In Illinois, licensed mental health professionals are not permitted to practice conversion therapy, but there are loopholes. Pure Heart Ministries out of St. Louis is marketed as leading people into a liberating relationship with Jesus. These are not licensed mental health professionals, but religious individuals.
As a City Council member, Killman said she’s constantly amazed by her own shortcomings, but whatever she has to give, she gives her best to residents. She felt it was important to enact legislation where “the second your feet touch this dirt, you have human rights.”
“I was able to pass like a human rights title, unanimously in Carbondale’s Code; all of my colleagues wound up supporting it, including a bodily autonomy ordinance that guarantees people have the right to access health care here,” Killman said. “That was pretty cool.”
Killman considers this her “first win” on City Council. In a rural area, Carbondale protects the right to access gender-affirming care. The City of Carbondale cannot collaborate with outside entities seeking information, even if that person is traveling from a state where that same care is illegal.
“I was coming up at a time when there was no access to hormones,” Killman said. “I was fighting like hell to get on the medication that I planned to get.”
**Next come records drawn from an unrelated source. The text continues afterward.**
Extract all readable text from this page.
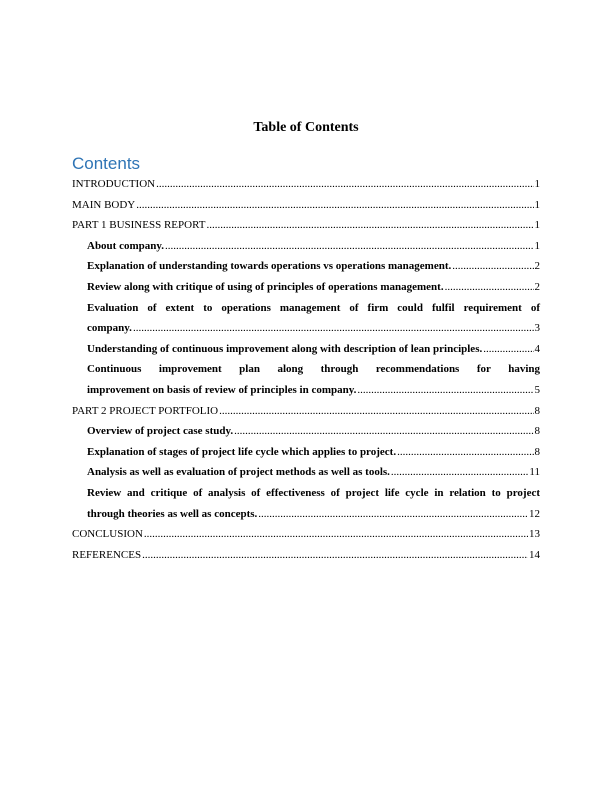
Table of Contents
Contents
INTRODUCTION .....	1
MAIN BODY .....	1
PART 1 BUSINESS REPORT .....	1
About company. .....	1
Explanation of understanding towards operations vs operations management. .....	2
Review along with critique of using of principles of operations management. .....	2
Evaluation of extent to operations management of firm could fulfil requirement of
company. .....	3
Understanding of continuous improvement along with description of lean principles. .....	4
Continuous improvement plan along through recommendations for having
improvement on basis of review of principles in company. .....	5
PART 2 PROJECT PORTFOLIO .....	8
Overview of project case study. .....	8
Explanation of stages of project life cycle which applies to project. .....	8
Analysis as well as evaluation of project methods as well as tools. .....	11
Review and critique of analysis of effectiveness of project life cycle in relation to project
through theories as well as concepts. .....	12
CONCLUSION .....	13
REFERENCES .....	14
Killman struggled to find the hormones she needed. She was referred to an endocrinologist, but even they wouldn’t prescribe them. Despite doctors denying her medical care, Killman refused to give up finding the care she needed.
“And God, it was like every 3 months I was having to go up to St. Louis. It was crazy, and it was hard, and I don’t know how I made it. I was very young, very broke and somehow still making it work, getting access to medication,” Killman said. “I’m really glad that younger me paid it forward to future me, more or less. And there’s still work to be done. Transitioning is never finished.”